Some reading on recursive reasoning transformers

2025-04-04

Recurrent transformers for reasoning

My proposed latent reasoning architecture

I have a hunch that “reasoning” LLMs don’t actually need natural language intermediate reasoning steps. I’m imagining a recurrent latent reasoning chain where the output at each step is the input to the next. This would not be efficient for parallel training, but my understanding is that these models are trained via RL anyways, which, as I understand it, must be autoregressive.

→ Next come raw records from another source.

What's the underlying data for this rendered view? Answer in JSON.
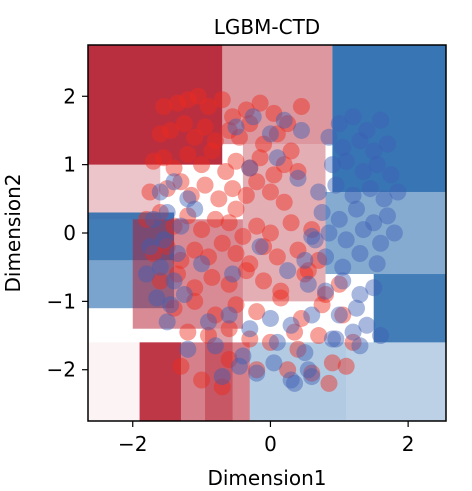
{
  "chart_data": {
    "type": "scatter",
    "title": "LGBM-CTD",
    "xlabel": "Dimension1",
    "ylabel": "Dimension2",
    "xlim": [
      -2.65,
      2.55
    ],
    "ylim": [
      -2.75,
      2.75
    ],
    "xticks": [
      -2,
      0,
      2
    ],
    "yticks": [
      -2,
      -1,
      0,
      1,
      2
    ],
    "xtick_labels": [
      "−2",
      "0",
      "2"
    ],
    "ytick_labels": [
      "−2",
      "−1",
      "0",
      "1",
      "2"
    ],
    "grid": false,
    "legend": "none",
    "colors": {
      "class_a": "#ee2a1c",
      "class_b": "#3f5fb4",
      "region_red": "#b2182b",
      "region_blue": "#2166ac"
    },
    "decision_regions": [
      {
        "x": [
          -2.65,
          -0.7
        ],
        "y": [
          1.0,
          2.75
        ],
        "class": "a",
        "strength": 0.9
      },
      {
        "x": [
          -0.7,
          0.9
        ],
        "y": [
          1.3,
          2.75
        ],
        "class": "a",
        "strength": 0.45
      },
      {
        "x": [
          0.9,
          2.55
        ],
        "y": [
          0.6,
          2.75
        ],
        "class": "b",
        "strength": 0.9
      },
      {
        "x": [
          -2.65,
          -1.6
        ],
        "y": [
          0.2,
          1.0
        ],
        "class": "a",
        "strength": 0.25
      },
      {
        "x": [
          -2.65,
          -1.4
        ],
        "y": [
          -0.4,
          0.3
        ],
        "class": "b",
        "strength": 0.85
      },
      {
        "x": [
          -2.65,
          -1.4
        ],
        "y": [
          -1.1,
          -0.4
        ],
        "class": "b",
        "strength": 0.6
      },
      {
        "x": [
          -2.0,
          -0.4
        ],
        "y": [
          -1.4,
          0.2
        ],
        "class": "a",
        "strength": 0.5
      },
      {
        "x": [
          -0.4,
          0.8
        ],
        "y": [
          -1.0,
          1.3
        ],
        "class": "a",
        "strength": 0.35
      },
      {
        "x": [
          0.8,
          2.55
        ],
        "y": [
          -0.6,
          0.6
        ],
        "class": "b",
        "strength": 0.55
      },
      {
        "x": [
          1.5,
          2.55
        ],
        "y": [
          -1.6,
          -0.6
        ],
        "class": "b",
        "strength": 0.85
      },
      {
        "x": [
          -2.65,
          -1.9
        ],
        "y": [
          -2.75,
          -1.6
        ],
        "class": "a",
        "strength": 0.05
      },
      {
        "x": [
          -1.9,
          -0.3
        ],
        "y": [
          -2.75,
          -1.6
        ],
        "class": "a",
        "strength": 0.55
      },
      {
        "x": [
          -0.3,
          1.1
        ],
        "y": [
          -2.75,
          -1.6
        ],
        "class": "b",
        "strength": 0.35
      },
      {
        "x": [
          1.1,
          2.55
        ],
        "y": [
          -2.75,
          -1.6
        ],
        "class": "b",
        "strength": 0.3
      },
      {
        "x": [
          -1.9,
          -1.3
        ],
        "y": [
          -2.75,
          -1.6
        ],
        "class": "a",
        "strength": 0.7
      },
      {
        "x": [
          -0.95,
          -0.55
        ],
        "y": [
          -2.75,
          -1.4
        ],
        "class": "a",
        "strength": 0.4
      }
    ],
    "series": [
      {
        "class": "a",
        "x": [
          -1.55,
          -1.35,
          -1.2,
          -1.05,
          -0.9,
          -0.7,
          -0.55,
          -0.35,
          -0.15,
          0.05,
          0.25,
          0.45,
          -1.6,
          -1.45,
          -1.25,
          -1.1,
          -0.95,
          -0.8,
          -0.6,
          -0.45,
          -0.3,
          -0.1,
          0.1,
          0.3,
          -1.7,
          -1.55,
          -1.4,
          -1.2,
          -1.0,
          -0.85,
          -0.65,
          -0.5,
          -0.3,
          -0.15,
          0.05,
          0.2,
          0.4,
          -1.75,
          -1.5,
          -1.3,
          -1.15,
          -0.95,
          -0.75,
          -0.55,
          -0.35,
          -0.2,
          0.0,
          0.2,
          -1.8,
          -1.6,
          -1.4,
          -1.2,
          -1.0,
          -0.8,
          -0.6,
          -0.4,
          -0.2,
          0.0,
          0.3,
          0.6,
          -1.7,
          -1.5,
          -1.3,
          -1.1,
          -0.9,
          -0.7,
          -0.5,
          -0.3,
          -0.1,
          0.1,
          0.4,
          0.7,
          -1.6,
          -1.35,
          -1.1,
          -0.85,
          -0.6,
          -0.35,
          -0.1,
          0.15,
          0.5,
          0.8,
          1.0,
          -1.4,
          -1.1,
          -0.8,
          -0.5,
          -0.2,
          0.15,
          0.45,
          0.75,
          1.05,
          -1.2,
          -0.9,
          -0.6,
          -0.3,
          0.0,
          0.35,
          0.7,
          1.2,
          -0.6,
          0.4,
          0.9,
          -1.0,
          -0.2,
          0.6,
          1.1,
          -1.3,
          -0.7,
          0.25,
          0.85,
          -0.5,
          0.55
        ],
        "y": [
          1.85,
          1.9,
          1.95,
          2.0,
          1.85,
          1.95,
          1.7,
          1.8,
          1.9,
          1.75,
          1.6,
          1.85,
          1.45,
          1.5,
          1.6,
          1.4,
          1.55,
          1.35,
          1.5,
          1.4,
          1.6,
          1.3,
          1.45,
          1.2,
          1.05,
          1.1,
          0.95,
          1.15,
          1.0,
          1.2,
          0.9,
          1.05,
          0.95,
          1.1,
          0.85,
          1.0,
          0.9,
          0.6,
          0.65,
          0.75,
          0.55,
          0.7,
          0.5,
          0.65,
          0.55,
          0.75,
          0.6,
          0.45,
          0.2,
          0.3,
          0.1,
          0.25,
          0.05,
          0.2,
          0.15,
          -0.05,
          0.1,
          0.0,
          0.15,
          0.05,
          -0.3,
          -0.2,
          -0.4,
          -0.25,
          -0.35,
          -0.15,
          -0.3,
          -0.45,
          -0.2,
          -0.35,
          -0.25,
          -0.4,
          -0.7,
          -0.6,
          -0.8,
          -0.65,
          -0.75,
          -0.55,
          -0.7,
          -0.85,
          -0.6,
          -0.9,
          -0.75,
          -1.1,
          -1.0,
          -1.2,
          -1.05,
          -1.15,
          -0.95,
          -1.25,
          -1.05,
          -1.2,
          -1.45,
          -1.5,
          -1.4,
          -1.55,
          -1.6,
          -1.45,
          -1.5,
          -1.6,
          -1.85,
          -1.7,
          -1.9,
          -2.15,
          -2.0,
          -2.05,
          -1.95,
          -1.95,
          -2.25,
          -2.0,
          -2.2,
          0.35,
          -0.55
        ]
      },
      {
        "class": "b",
        "x": [
          1.0,
          1.2,
          1.4,
          1.6,
          0.85,
          1.05,
          1.3,
          1.5,
          1.7,
          0.9,
          1.1,
          1.35,
          1.55,
          1.75,
          0.7,
          0.95,
          1.2,
          1.45,
          1.65,
          1.85,
          0.75,
          1.0,
          1.25,
          1.5,
          1.7,
          0.6,
          0.85,
          1.1,
          1.35,
          1.6,
          1.8,
          0.5,
          0.8,
          1.05,
          1.3,
          1.55,
          0.55,
          0.8,
          1.05,
          1.3,
          1.5,
          1.0,
          1.25,
          -1.6,
          -1.4,
          -1.2,
          -1.7,
          -1.5,
          -1.3,
          -1.1,
          -1.75,
          -1.55,
          -1.35,
          -1.8,
          -1.6,
          -1.4,
          -1.65,
          -1.45,
          -1.25,
          -1.5,
          -0.9,
          -0.6,
          -0.3,
          0.0,
          0.3,
          0.6,
          -1.2,
          -0.8,
          -0.4,
          0.1,
          0.5,
          0.9,
          1.3,
          -0.7,
          -0.45,
          -0.2,
          0.05,
          0.3,
          0.55,
          -0.5,
          -0.25,
          0.0,
          0.2,
          0.45,
          -0.3,
          0.1,
          0.4,
          0.95,
          1.2,
          1.4,
          1.6,
          0.35,
          0.6,
          -1.0,
          -0.55,
          -0.15,
          0.25,
          0.65
        ],
        "y": [
          1.6,
          1.7,
          1.5,
          1.65,
          1.4,
          1.25,
          1.35,
          1.2,
          1.3,
          1.0,
          1.05,
          0.9,
          1.0,
          0.85,
          0.6,
          0.7,
          0.55,
          0.65,
          0.5,
          0.6,
          0.3,
          0.2,
          0.35,
          0.15,
          0.25,
          -0.05,
          0.0,
          -0.1,
          0.05,
          -0.15,
          0.0,
          -0.4,
          -0.35,
          -0.5,
          -0.3,
          -0.45,
          -0.75,
          -0.85,
          -0.7,
          -0.9,
          -0.8,
          -1.2,
          -1.1,
          0.6,
          0.75,
          0.5,
          0.2,
          0.3,
          0.1,
          0.35,
          -0.2,
          -0.1,
          -0.3,
          -0.6,
          -0.5,
          -0.7,
          -0.95,
          -1.05,
          -0.9,
          -1.3,
          -1.3,
          -1.2,
          -1.4,
          -1.25,
          -1.35,
          -1.2,
          -1.7,
          -1.65,
          -1.8,
          -1.6,
          -1.75,
          -1.55,
          -1.65,
          -2.1,
          -1.95,
          -2.05,
          -1.9,
          -2.15,
          -2.0,
          1.55,
          1.7,
          1.45,
          1.65,
          1.5,
          0.95,
          1.1,
          0.8,
          -1.55,
          -1.45,
          -1.35,
          -1.5,
          -2.2,
          -2.1,
          -0.45,
          -0.6,
          -0.2,
          -0.55,
          -0.1
        ]
      }
    ]
  }
}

I’ve heard of techniques that allow LMs to use a “think” token or a “backspace” token. I’m also aware of a paper that used “…” instead of chain of thought. Here is a (lightly) annotated list of related papers.

Looped Transformers

Looped Transformers for Length Generalization is a theoretical paper that constructs length generalizing transformers using the “looped transformer” architecture. Looped Transformers proposed the original architecture. This is a theoretical paper that compares looped architecture aspects of Turing machines.

Universal transformers

The “original” recurrent transformer paper. Repeated application of the same transformer block until “stopping condition” is met.

Deep equilibrium models

I really like this model idea. This is something I have thought about in the past: repeated applying a transformation until it reaches a stable state as a stopping condition. The implicit differentiation is a cool trick that makes this possible. I wonder how this could work in a transformer architecture where the hidden state output from the previous step is used as the input to the next.

Converting a trained transformer to an RNN

I did a class project on this, using polynomial fitting to try to get a better initializaton for a linear RNN to replace the softmax attention layer in a pretrained transformer. It didn’t work well, but I have some ideas for what might work next.

Replace the softmax layer with multiple, stacked linear RNN layers.
Train an RNN to mimic the IO behavior of the KV cache.